Invia removes one specific risk, counterparty default, by making settlement atomic. It does not remove every other risk involved in trading low-cap SPL tokens. This page is honest about the difference.

What atomic settlement protects you from

Delivery defaultThe counterparty cannot take your payment without you receiving the asset. Both legs land in one transaction or neither does.
Mid-trade ghostingThere is no window between you paying and the maker delivering. The window does not exist.
Operator skimmingThere is no operator. The fee is the 20 bps in the program; there is no desk taking a hidden spread.
Front-running of your fillThe price is fixed at offer creation. The taker submits a fill at that price; there is no MEV path between offer and settlement.
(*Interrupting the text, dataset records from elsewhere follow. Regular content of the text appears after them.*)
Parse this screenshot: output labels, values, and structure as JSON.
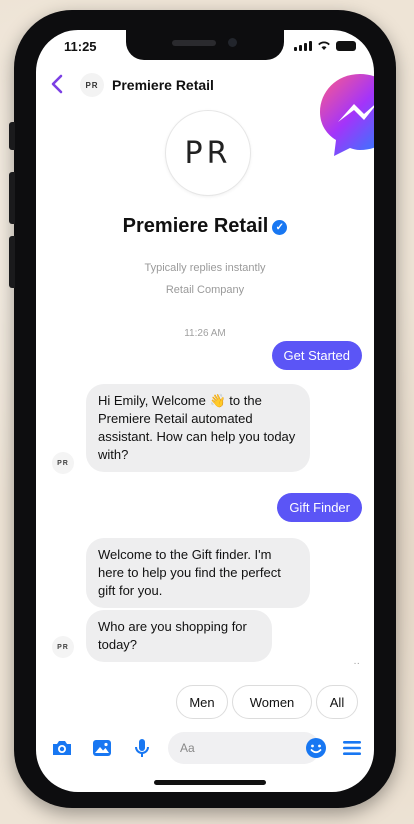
{
  "status": {
    "time": "11:25"
  },
  "header": {
    "avatar_initials": "PR",
    "title": "Premiere Retail"
  },
  "profile": {
    "initials": "PR",
    "name": "Premiere Retail",
    "reply_time": "Typically replies instantly",
    "category": "Retail Company"
  },
  "chat": {
    "timestamp": "11:26 AM",
    "bot_initials": "PR",
    "messages": [
      {
        "from": "user",
        "text": "Get Started"
      },
      {
        "from": "bot",
        "text": "Hi Emily, Welcome 👋 to the Premiere Retail automated assistant. How can help you today with?"
      },
      {
        "from": "user",
        "text": "Gift Finder"
      },
      {
        "from": "bot",
        "text": "Welcome to the Gift finder. I'm here to help you find the perfect gift for you."
      },
      {
        "from": "bot",
        "text": "Who are you shopping for today?"
      }
    ]
  },
  "quick_replies": [
    "Men",
    "Women",
    "All"
  ],
  "composer": {
    "placeholder": "Aa"
  },
  "colors": {
    "accent": "#5b55f6",
    "icon_blue": "#1877f2",
    "back_arrow": "#7b3fe4",
    "bubble_in": "#eeeeef"
  },
  "icons": [
    "back-icon",
    "verified-icon",
    "messenger-logo",
    "camera-icon",
    "gallery-icon",
    "microphone-icon",
    "emoji-icon",
    "menu-icon"
  ]
}
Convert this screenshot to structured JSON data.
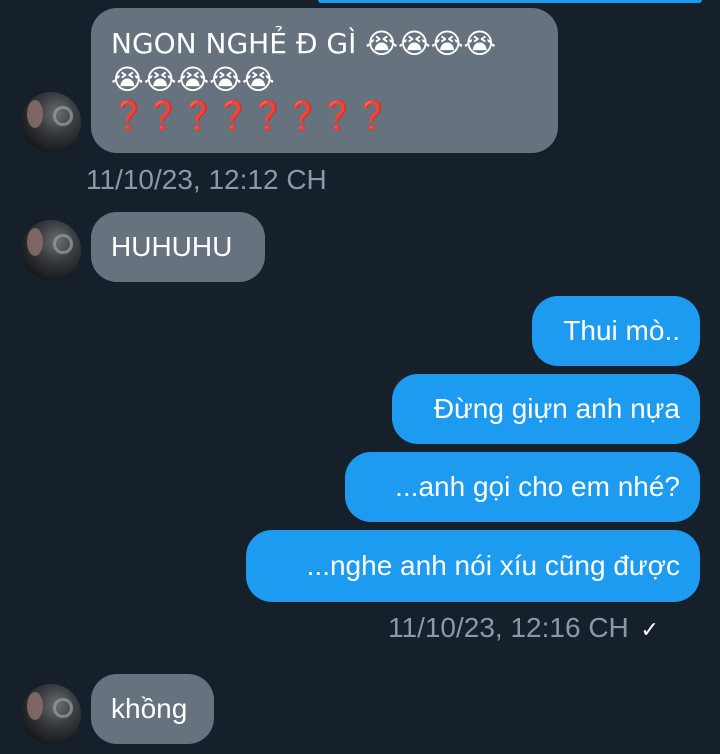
{
  "messages": {
    "m1": {
      "line1_text": "NGON NGHẺ Đ GÌ",
      "line1_emoji": "😭😭😭😭",
      "line2_emoji": "😭😭😭😭😭",
      "line3": "❓❓❓❓❓❓❓❓"
    },
    "ts1": "11/10/23, 12:12 CH",
    "m2": "HUHUHU",
    "m3": "Thui mò..",
    "m4": "Đừng giựn anh nựa",
    "m5": "...anh gọi cho em nhé?",
    "m6": "...nghe anh nói xíu cũng được",
    "ts2": "11/10/23, 12:16 CH",
    "ts2_check": "✓",
    "m7": "khồng"
  },
  "colors": {
    "background": "#15202b",
    "incoming_bubble": "#66737f",
    "outgoing_bubble": "#1d9bf0",
    "timestamp": "#8b98a5"
  }
}
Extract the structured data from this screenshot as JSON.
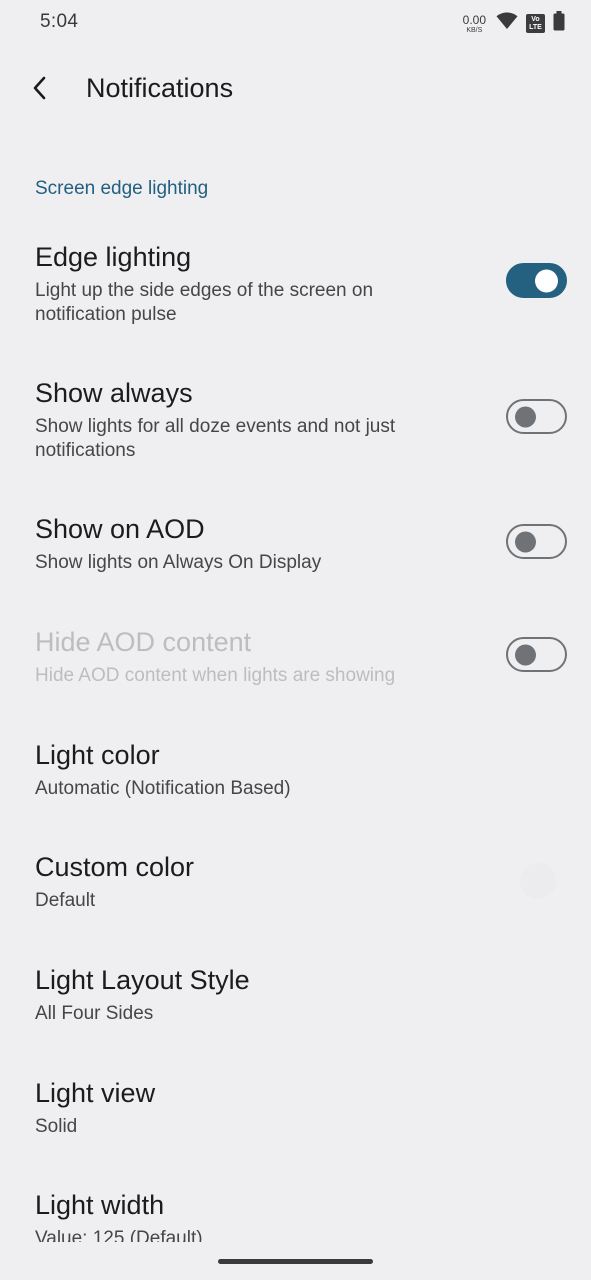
{
  "status_bar": {
    "time": "5:04",
    "net_speed_value": "0.00",
    "net_speed_unit": "KB/S",
    "volte_top": "Vo",
    "volte_bottom": "LTE"
  },
  "header": {
    "title": "Notifications"
  },
  "section": {
    "label": "Screen edge lighting"
  },
  "prefs": [
    {
      "title": "Edge lighting",
      "summary": "Light up the side edges of the screen on notification pulse",
      "switch": "on"
    },
    {
      "title": "Show always",
      "summary": "Show lights for all doze events and not just notifications",
      "switch": "off"
    },
    {
      "title": "Show on AOD",
      "summary": "Show lights on Always On Display",
      "switch": "off"
    },
    {
      "title": "Hide AOD content",
      "summary": "Hide AOD content when lights are showing",
      "switch": "off",
      "disabled": true
    },
    {
      "title": "Light color",
      "summary": "Automatic (Notification Based)"
    },
    {
      "title": "Custom color",
      "summary": "Default"
    },
    {
      "title": "Light Layout Style",
      "summary": "All Four Sides"
    },
    {
      "title": "Light view",
      "summary": "Solid"
    },
    {
      "title": "Light width",
      "summary": "Value: 125 (Default)"
    }
  ],
  "icons": {
    "back": "chevron-left-icon",
    "wifi": "wifi-icon",
    "battery": "battery-icon"
  },
  "colors": {
    "accent": "#225f80",
    "switch_on": "#24607f",
    "background": "#efeff1"
  }
}
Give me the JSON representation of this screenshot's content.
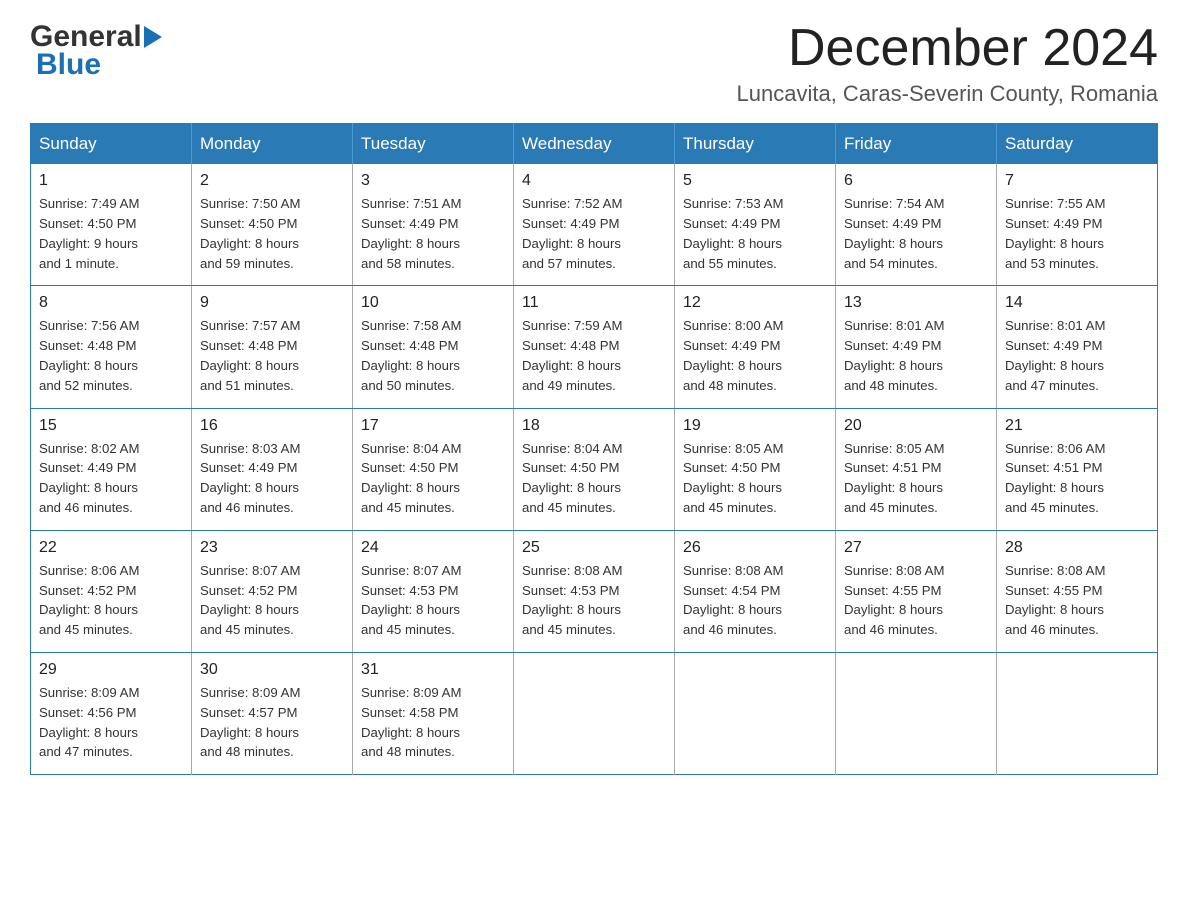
{
  "header": {
    "month_title": "December 2024",
    "location": "Luncavita, Caras-Severin County, Romania",
    "logo_text_1": "General",
    "logo_text_2": "Blue"
  },
  "weekdays": [
    "Sunday",
    "Monday",
    "Tuesday",
    "Wednesday",
    "Thursday",
    "Friday",
    "Saturday"
  ],
  "weeks": [
    [
      {
        "day": "1",
        "info": "Sunrise: 7:49 AM\nSunset: 4:50 PM\nDaylight: 9 hours\nand 1 minute."
      },
      {
        "day": "2",
        "info": "Sunrise: 7:50 AM\nSunset: 4:50 PM\nDaylight: 8 hours\nand 59 minutes."
      },
      {
        "day": "3",
        "info": "Sunrise: 7:51 AM\nSunset: 4:49 PM\nDaylight: 8 hours\nand 58 minutes."
      },
      {
        "day": "4",
        "info": "Sunrise: 7:52 AM\nSunset: 4:49 PM\nDaylight: 8 hours\nand 57 minutes."
      },
      {
        "day": "5",
        "info": "Sunrise: 7:53 AM\nSunset: 4:49 PM\nDaylight: 8 hours\nand 55 minutes."
      },
      {
        "day": "6",
        "info": "Sunrise: 7:54 AM\nSunset: 4:49 PM\nDaylight: 8 hours\nand 54 minutes."
      },
      {
        "day": "7",
        "info": "Sunrise: 7:55 AM\nSunset: 4:49 PM\nDaylight: 8 hours\nand 53 minutes."
      }
    ],
    [
      {
        "day": "8",
        "info": "Sunrise: 7:56 AM\nSunset: 4:48 PM\nDaylight: 8 hours\nand 52 minutes."
      },
      {
        "day": "9",
        "info": "Sunrise: 7:57 AM\nSunset: 4:48 PM\nDaylight: 8 hours\nand 51 minutes."
      },
      {
        "day": "10",
        "info": "Sunrise: 7:58 AM\nSunset: 4:48 PM\nDaylight: 8 hours\nand 50 minutes."
      },
      {
        "day": "11",
        "info": "Sunrise: 7:59 AM\nSunset: 4:48 PM\nDaylight: 8 hours\nand 49 minutes."
      },
      {
        "day": "12",
        "info": "Sunrise: 8:00 AM\nSunset: 4:49 PM\nDaylight: 8 hours\nand 48 minutes."
      },
      {
        "day": "13",
        "info": "Sunrise: 8:01 AM\nSunset: 4:49 PM\nDaylight: 8 hours\nand 48 minutes."
      },
      {
        "day": "14",
        "info": "Sunrise: 8:01 AM\nSunset: 4:49 PM\nDaylight: 8 hours\nand 47 minutes."
      }
    ],
    [
      {
        "day": "15",
        "info": "Sunrise: 8:02 AM\nSunset: 4:49 PM\nDaylight: 8 hours\nand 46 minutes."
      },
      {
        "day": "16",
        "info": "Sunrise: 8:03 AM\nSunset: 4:49 PM\nDaylight: 8 hours\nand 46 minutes."
      },
      {
        "day": "17",
        "info": "Sunrise: 8:04 AM\nSunset: 4:50 PM\nDaylight: 8 hours\nand 45 minutes."
      },
      {
        "day": "18",
        "info": "Sunrise: 8:04 AM\nSunset: 4:50 PM\nDaylight: 8 hours\nand 45 minutes."
      },
      {
        "day": "19",
        "info": "Sunrise: 8:05 AM\nSunset: 4:50 PM\nDaylight: 8 hours\nand 45 minutes."
      },
      {
        "day": "20",
        "info": "Sunrise: 8:05 AM\nSunset: 4:51 PM\nDaylight: 8 hours\nand 45 minutes."
      },
      {
        "day": "21",
        "info": "Sunrise: 8:06 AM\nSunset: 4:51 PM\nDaylight: 8 hours\nand 45 minutes."
      }
    ],
    [
      {
        "day": "22",
        "info": "Sunrise: 8:06 AM\nSunset: 4:52 PM\nDaylight: 8 hours\nand 45 minutes."
      },
      {
        "day": "23",
        "info": "Sunrise: 8:07 AM\nSunset: 4:52 PM\nDaylight: 8 hours\nand 45 minutes."
      },
      {
        "day": "24",
        "info": "Sunrise: 8:07 AM\nSunset: 4:53 PM\nDaylight: 8 hours\nand 45 minutes."
      },
      {
        "day": "25",
        "info": "Sunrise: 8:08 AM\nSunset: 4:53 PM\nDaylight: 8 hours\nand 45 minutes."
      },
      {
        "day": "26",
        "info": "Sunrise: 8:08 AM\nSunset: 4:54 PM\nDaylight: 8 hours\nand 46 minutes."
      },
      {
        "day": "27",
        "info": "Sunrise: 8:08 AM\nSunset: 4:55 PM\nDaylight: 8 hours\nand 46 minutes."
      },
      {
        "day": "28",
        "info": "Sunrise: 8:08 AM\nSunset: 4:55 PM\nDaylight: 8 hours\nand 46 minutes."
      }
    ],
    [
      {
        "day": "29",
        "info": "Sunrise: 8:09 AM\nSunset: 4:56 PM\nDaylight: 8 hours\nand 47 minutes."
      },
      {
        "day": "30",
        "info": "Sunrise: 8:09 AM\nSunset: 4:57 PM\nDaylight: 8 hours\nand 48 minutes."
      },
      {
        "day": "31",
        "info": "Sunrise: 8:09 AM\nSunset: 4:58 PM\nDaylight: 8 hours\nand 48 minutes."
      },
      {
        "day": "",
        "info": ""
      },
      {
        "day": "",
        "info": ""
      },
      {
        "day": "",
        "info": ""
      },
      {
        "day": "",
        "info": ""
      }
    ]
  ]
}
What it does NOT protect you from

A bad token pickListing is permissionless. The asset can be any SPL mint, including impersonators of legitimate tokens. The price you see is the maker's chosen price, not a fair market price.
Off-chain market movesOnce you fill, you own the asset. If the price drops by 30% in the next hour, that's your position.
Honeypots and odd token logicSome SPL tokens have transfer hooks, freeze authorities, or burn-on-transfer logic. These will not block the settlement (the program transfers tokens normally) but may affect what you can do with them after.
Wallet compromiseStandard wallet hygiene applies. Invia cannot protect against a signing key that an attacker controls.
Frontend tamperingIf the frontend at invia.markets is compromised, it could mislead about which offer you are filling. Verifying the mint and amounts in your wallet's transaction preview is the defense.

Before you fill an offer

  1. Verify the asset mint. Look up the mint address on a block explorer and confirm it matches the project you intend to trade.
  2. Check the price against mid. The app shows the live Jupiter aggregated mid. If the offer price is wildly off mid, ask why.
  3. Check the maker. A wallet that has settled many fills is a stronger counterparty signal than a fresh wallet (though it does not protect you from a bad token pick, only from a bad maker).
  4. Confirm the transaction preview. Your wallet shows the exact instruction and the token amounts before you sign. Read it.
The protocol's job is settlement, not curation

Invia does not vouch for, curate, or rank tokens. There is no allowlist. There is no team review of listings. The protocol guarantees that the trade you sign is the trade that settles. It does not guarantee that the trade is one you should make.